Vous n’avez pas eu peur d’être deuxième, troisième femme ?
J’étais la vingt-sixième femme mais je connaissais toutes mes coépouses, mes futures coépouses. J’allais à la chefferie. J’étais la bienvenue partout. J’entrais dans les cases de toutes les femmes, aussi bien les mamans que les jeunes. Mes coépouses étaient des amies bien avant que je ne devienne leur coépouse. On se connaissait parfaitement. En fait, j’étais chez moi avant même de me marier.

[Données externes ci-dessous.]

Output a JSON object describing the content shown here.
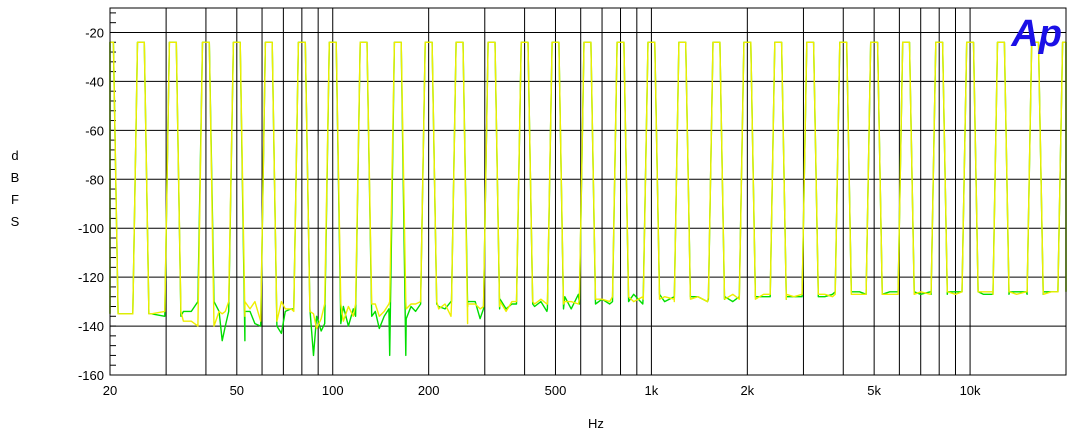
{
  "chart_data": {
    "type": "line",
    "logo_text": "Ap",
    "xlabel": "Hz",
    "ylabel": "dBFS",
    "x_scale": "log",
    "xlim": [
      20,
      20000
    ],
    "ylim": [
      -160,
      -10
    ],
    "grid": true,
    "y_ticks": [
      -20,
      -40,
      -60,
      -80,
      -100,
      -120,
      -140,
      -160
    ],
    "x_ticks": [
      {
        "value": 20,
        "label": "20"
      },
      {
        "value": 50,
        "label": "50"
      },
      {
        "value": 100,
        "label": "100"
      },
      {
        "value": 200,
        "label": "200"
      },
      {
        "value": 500,
        "label": "500"
      },
      {
        "value": 1000,
        "label": "1k"
      },
      {
        "value": 2000,
        "label": "2k"
      },
      {
        "value": 5000,
        "label": "5k"
      },
      {
        "value": 10000,
        "label": "10k"
      }
    ],
    "x_gridlines": [
      20,
      30,
      40,
      50,
      60,
      70,
      80,
      90,
      100,
      200,
      300,
      400,
      500,
      600,
      700,
      800,
      900,
      1000,
      2000,
      3000,
      4000,
      5000,
      6000,
      7000,
      8000,
      9000,
      10000,
      20000
    ],
    "tone_frequencies": [
      20,
      25,
      31.5,
      40,
      50,
      63,
      80,
      100,
      125,
      160,
      200,
      250,
      315,
      400,
      500,
      630,
      800,
      1000,
      1250,
      1600,
      2000,
      2500,
      3150,
      4000,
      5000,
      6300,
      8000,
      10000,
      12500,
      16000,
      20000
    ],
    "peak_level": -24,
    "series": [
      {
        "color": "#00dd00",
        "points": [
          [
            20,
            -135
          ],
          [
            21,
            -135
          ],
          [
            24,
            -135
          ],
          [
            26,
            -135
          ],
          [
            27,
            -135
          ],
          [
            30,
            -136
          ],
          [
            33,
            -136
          ],
          [
            34,
            -134
          ],
          [
            36,
            -134
          ],
          [
            39,
            -138
          ],
          [
            40,
            -130
          ],
          [
            41,
            -132
          ],
          [
            44,
            -134
          ],
          [
            45,
            -146
          ],
          [
            46,
            -140
          ],
          [
            48,
            -143
          ],
          [
            51,
            -134
          ],
          [
            53,
            -146
          ],
          [
            55,
            -134
          ],
          [
            57,
            -139
          ],
          [
            60,
            -138
          ],
          [
            63,
            -140
          ],
          [
            66,
            -129
          ],
          [
            69,
            -143
          ],
          [
            71,
            -134
          ],
          [
            74,
            -133
          ],
          [
            76,
            -144
          ],
          [
            78,
            -151
          ],
          [
            82,
            -133
          ],
          [
            84,
            -144
          ],
          [
            87,
            -152
          ],
          [
            89,
            -136
          ],
          [
            92,
            -142
          ],
          [
            96,
            -136
          ],
          [
            100,
            -139
          ],
          [
            104,
            -134
          ],
          [
            108,
            -132
          ],
          [
            112,
            -140
          ],
          [
            116,
            -133
          ],
          [
            120,
            -145
          ],
          [
            124,
            -136
          ],
          [
            128,
            -143
          ],
          [
            132,
            -130
          ],
          [
            136,
            -134
          ],
          [
            140,
            -141
          ],
          [
            145,
            -136
          ],
          [
            150,
            -133
          ],
          [
            155,
            -139
          ],
          [
            160,
            -152
          ],
          [
            165,
            -133
          ],
          [
            170,
            -137
          ],
          [
            176,
            -132
          ],
          [
            182,
            -134
          ],
          [
            190,
            -134
          ],
          [
            195,
            -132
          ],
          [
            205,
            -131
          ],
          [
            215,
            -132
          ],
          [
            225,
            -133
          ],
          [
            235,
            -130
          ],
          [
            245,
            -141
          ],
          [
            255,
            -130
          ],
          [
            265,
            -132
          ],
          [
            280,
            -130
          ],
          [
            290,
            -137
          ],
          [
            305,
            -130
          ],
          [
            320,
            -133
          ],
          [
            335,
            -129
          ],
          [
            350,
            -133
          ],
          [
            365,
            -131
          ],
          [
            380,
            -135
          ],
          [
            395,
            -131
          ],
          [
            410,
            -129
          ],
          [
            430,
            -132
          ],
          [
            450,
            -130
          ],
          [
            470,
            -134
          ],
          [
            490,
            -128
          ],
          [
            510,
            -133
          ],
          [
            535,
            -128
          ],
          [
            560,
            -133
          ],
          [
            590,
            -127
          ],
          [
            620,
            -131
          ],
          [
            660,
            -130
          ],
          [
            700,
            -129
          ],
          [
            740,
            -131
          ],
          [
            780,
            -128
          ],
          [
            820,
            -130
          ],
          [
            880,
            -127
          ],
          [
            940,
            -131
          ],
          [
            990,
            -127
          ],
          [
            1050,
            -130
          ],
          [
            1100,
            -130
          ],
          [
            1180,
            -129
          ],
          [
            1220,
            -128
          ],
          [
            1300,
            -130
          ],
          [
            1400,
            -128
          ],
          [
            1500,
            -130
          ],
          [
            1600,
            -129
          ],
          [
            1700,
            -128
          ],
          [
            1800,
            -130
          ],
          [
            1900,
            -128
          ],
          [
            2000,
            -128
          ],
          [
            2100,
            -130
          ],
          [
            2250,
            -128
          ],
          [
            2400,
            -129
          ],
          [
            2500,
            -128
          ],
          [
            2650,
            -129
          ],
          [
            2800,
            -128
          ],
          [
            3000,
            -128
          ],
          [
            3150,
            -128
          ],
          [
            3300,
            -127
          ],
          [
            3500,
            -128
          ],
          [
            3700,
            -127
          ],
          [
            3900,
            -127
          ],
          [
            4000,
            -126
          ],
          [
            4200,
            -127
          ],
          [
            4500,
            -126
          ],
          [
            4800,
            -127
          ],
          [
            5000,
            -127
          ],
          [
            5300,
            -126
          ],
          [
            5600,
            -126
          ],
          [
            6000,
            -127
          ],
          [
            6300,
            -126
          ],
          [
            6600,
            -126
          ],
          [
            7000,
            -127
          ],
          [
            7500,
            -126
          ],
          [
            8000,
            -127
          ],
          [
            8500,
            -126
          ],
          [
            9000,
            -126
          ],
          [
            9500,
            -126
          ],
          [
            10000,
            -126
          ],
          [
            11000,
            -127
          ],
          [
            11800,
            -126
          ],
          [
            12500,
            -127
          ],
          [
            13300,
            -126
          ],
          [
            14000,
            -126
          ],
          [
            15000,
            -126
          ],
          [
            16000,
            -127
          ],
          [
            17000,
            -126
          ],
          [
            18000,
            -126
          ],
          [
            19000,
            -126
          ],
          [
            20000,
            -126
          ]
        ]
      },
      {
        "color": "#eeee00",
        "points": [
          [
            20,
            -135
          ],
          [
            21,
            -135
          ],
          [
            24,
            -135
          ],
          [
            26,
            -135
          ],
          [
            27,
            -135
          ],
          [
            30,
            -134
          ],
          [
            33,
            -134
          ],
          [
            34,
            -138
          ],
          [
            36,
            -138
          ],
          [
            39,
            -142
          ],
          [
            40,
            -140
          ],
          [
            41,
            -143
          ],
          [
            44,
            -134
          ],
          [
            45,
            -135
          ],
          [
            46,
            -134
          ],
          [
            48,
            -136
          ],
          [
            51,
            -130
          ],
          [
            53,
            -136
          ],
          [
            55,
            -133
          ],
          [
            57,
            -130
          ],
          [
            60,
            -129
          ],
          [
            63,
            -138
          ],
          [
            66,
            -136
          ],
          [
            69,
            -130
          ],
          [
            71,
            -133
          ],
          [
            74,
            -133
          ],
          [
            76,
            -131
          ],
          [
            78,
            -136
          ],
          [
            82,
            -134
          ],
          [
            84,
            -137
          ],
          [
            87,
            -135
          ],
          [
            89,
            -141
          ],
          [
            92,
            -137
          ],
          [
            96,
            -133
          ],
          [
            100,
            -131
          ],
          [
            104,
            -131
          ],
          [
            108,
            -138
          ],
          [
            112,
            -132
          ],
          [
            116,
            -136
          ],
          [
            120,
            -133
          ],
          [
            124,
            -131
          ],
          [
            128,
            -137
          ],
          [
            132,
            -133
          ],
          [
            136,
            -131
          ],
          [
            140,
            -136
          ],
          [
            145,
            -134
          ],
          [
            150,
            -131
          ],
          [
            155,
            -134
          ],
          [
            160,
            -130
          ],
          [
            165,
            -134
          ],
          [
            170,
            -133
          ],
          [
            176,
            -131
          ],
          [
            182,
            -131
          ],
          [
            190,
            -133
          ],
          [
            195,
            -136
          ],
          [
            205,
            -130
          ],
          [
            215,
            -133
          ],
          [
            225,
            -131
          ],
          [
            235,
            -136
          ],
          [
            245,
            -134
          ],
          [
            255,
            -131
          ],
          [
            265,
            -139
          ],
          [
            280,
            -131
          ],
          [
            290,
            -133
          ],
          [
            305,
            -130
          ],
          [
            320,
            -132
          ],
          [
            335,
            -130
          ],
          [
            350,
            -134
          ],
          [
            365,
            -130
          ],
          [
            380,
            -131
          ],
          [
            395,
            -130
          ],
          [
            410,
            -132
          ],
          [
            430,
            -131
          ],
          [
            450,
            -129
          ],
          [
            470,
            -131
          ],
          [
            490,
            -130
          ],
          [
            510,
            -131
          ],
          [
            535,
            -130
          ],
          [
            560,
            -130
          ],
          [
            590,
            -131
          ],
          [
            620,
            -129
          ],
          [
            660,
            -131
          ],
          [
            700,
            -129
          ],
          [
            740,
            -130
          ],
          [
            780,
            -130
          ],
          [
            820,
            -128
          ],
          [
            880,
            -130
          ],
          [
            940,
            -128
          ],
          [
            990,
            -129
          ],
          [
            1050,
            -131
          ],
          [
            1100,
            -128
          ],
          [
            1180,
            -130
          ],
          [
            1220,
            -129
          ],
          [
            1300,
            -130
          ],
          [
            1400,
            -128
          ],
          [
            1500,
            -130
          ],
          [
            1600,
            -128
          ],
          [
            1700,
            -129
          ],
          [
            1800,
            -127
          ],
          [
            1900,
            -129
          ],
          [
            2000,
            -129
          ],
          [
            2100,
            -130
          ],
          [
            2250,
            -127
          ],
          [
            2400,
            -129
          ],
          [
            2500,
            -127
          ],
          [
            2650,
            -129
          ],
          [
            2800,
            -128
          ],
          [
            3000,
            -129
          ],
          [
            3150,
            -127
          ],
          [
            3300,
            -128
          ],
          [
            3500,
            -127
          ],
          [
            3700,
            -128
          ],
          [
            3900,
            -127
          ],
          [
            4000,
            -127
          ],
          [
            4200,
            -126
          ],
          [
            4500,
            -127
          ],
          [
            4800,
            -126
          ],
          [
            5000,
            -127
          ],
          [
            5300,
            -126
          ],
          [
            5600,
            -127
          ],
          [
            6000,
            -126
          ],
          [
            6300,
            -127
          ],
          [
            6600,
            -126
          ],
          [
            7000,
            -126
          ],
          [
            7500,
            -127
          ],
          [
            8000,
            -126
          ],
          [
            8500,
            -126
          ],
          [
            9000,
            -127
          ],
          [
            9500,
            -126
          ],
          [
            10000,
            -126
          ],
          [
            11000,
            -126
          ],
          [
            11800,
            -127
          ],
          [
            12500,
            -126
          ],
          [
            13300,
            -126
          ],
          [
            14000,
            -127
          ],
          [
            15000,
            -126
          ],
          [
            16000,
            -126
          ],
          [
            17000,
            -127
          ],
          [
            18000,
            -126
          ],
          [
            19000,
            -126
          ],
          [
            20000,
            -126
          ]
        ]
      }
    ]
  }
}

Que dites-vous de la mondialisation qui force à penser que la polygamie est à bannir ?
Moi je suis pour que chacun s’intègre là où il se trouve. De la polygamie que j’ai vécue, je n’en ai gardé que d’excellents souvenirs. Je suis consciente que ce n’est pas parce que j’ai aimé le foyer dans lequel j’ai vécu, bien que ce soit une chefferie, que la polygamie est bien. Chaque cas est particulier et c’est à chacun de s’efforcer là où il est, de faire que tout soit harmonieux. Il y a tellement de mariages monogamiques qui sont malheureux. Donc ce n’est pas parce qu’il y a beaucoup de femmes qu’il y a le malheur quelque part, non. Je m’entendais parfaitement avec mes coépouses. On a fait des choses extraordinaires. On se battait nous-mêmes pour tout. Le chef, on ne s’en occupait même pas.

L’un des sujets qui suscite des débats dans la coutume en pays Bamiléké c’est les rites de veuvage. Comment les avez-vous vécus, après le décès de votre époux ?
Quand mon époux est mort, j’ai refusé de faire les rites de veuvage. Mais j’étais avec mes coépouses. Je parlais avec elles, je préparais pour elles. Ce sont mes sœurs. J’ai expliqué les raisons pour lesquelles je ne voulais pas procéder aux rites. Si j’ai refusé, c’est parce que je ne voulais pas être un objet de curiosité. Personne ne serait venu simplement me soutenir parce que j’étais la femme du chef. On serait plutôt venir voir comment une blanche se comportait rasée, en plein soleil. Je ne voulais pas être cet objet.

Quelle considération accordez-vous à ces rites, que plusieurs jugent dégradants ?
Pour moi, tous les rites ont un sens profond, un sens spirituel. Ils n’ont pas été créés au hasard. Depuis que le chef est mort, je me suis volontairement retirée dans un coin que j’ai construit en brousse. Il n’y avait personne avant que je m’installe. Je cultive mon champ qui me nourrit. Je vis comme les vieilles femmes du chef m’ont appris à vivre, c’est-à-dire dans le respect des ancêtres. A ce titre je précise que j’ai trois types d’ancêtres : mes propres ancêtres Français que je ne renie pas, mes ancêtres par alliance Bangangté à qui j’ai donné deux enfants ; mes ancêtres adoptifs qui sont ceux où je vis. Je crois que les rites ont été créés dans la nature et imposaient le respect de la communauté, de l’individu, avec une profondeur spirituelle. Ils nous faisaient vivre dans l’univers à la fois avec les ancêtres qui étaient enterrés sous nos pieds.

Les rites visent la négation de la mort : les morts ne sont pas morts. Ils vivent en nous, ils sont en nous. Je le sens. Je n’ai pas fait de rites de veuvages, je n’ai pas souffert comme mes coépouses, c’est-à-dire neuf semaines sans se laver, mais leur sort était adouci par tous ceux qui venaient leur rendre visite, et tous ceux qui leur montraient que bien que notre mari soit mort, elles étaient mariées à une famille. Cette famille ne les rejettera pas.

Il faut adoucir ces rites, mais ce sont des rites d’initiation, pour vivre une autre vie, au même titre que l’initiation des enfants dans la nature pour les rendre forts. Moi j’ai quitté la chefferie, je précise qu’on ne m’a pas chassé, c’est un choix qui est d’ailleurs prévu, je n’ai pas fait de lavage. Je suis toujours la femme du chef Bangangté. Je n’ai rien enlevé sur moi.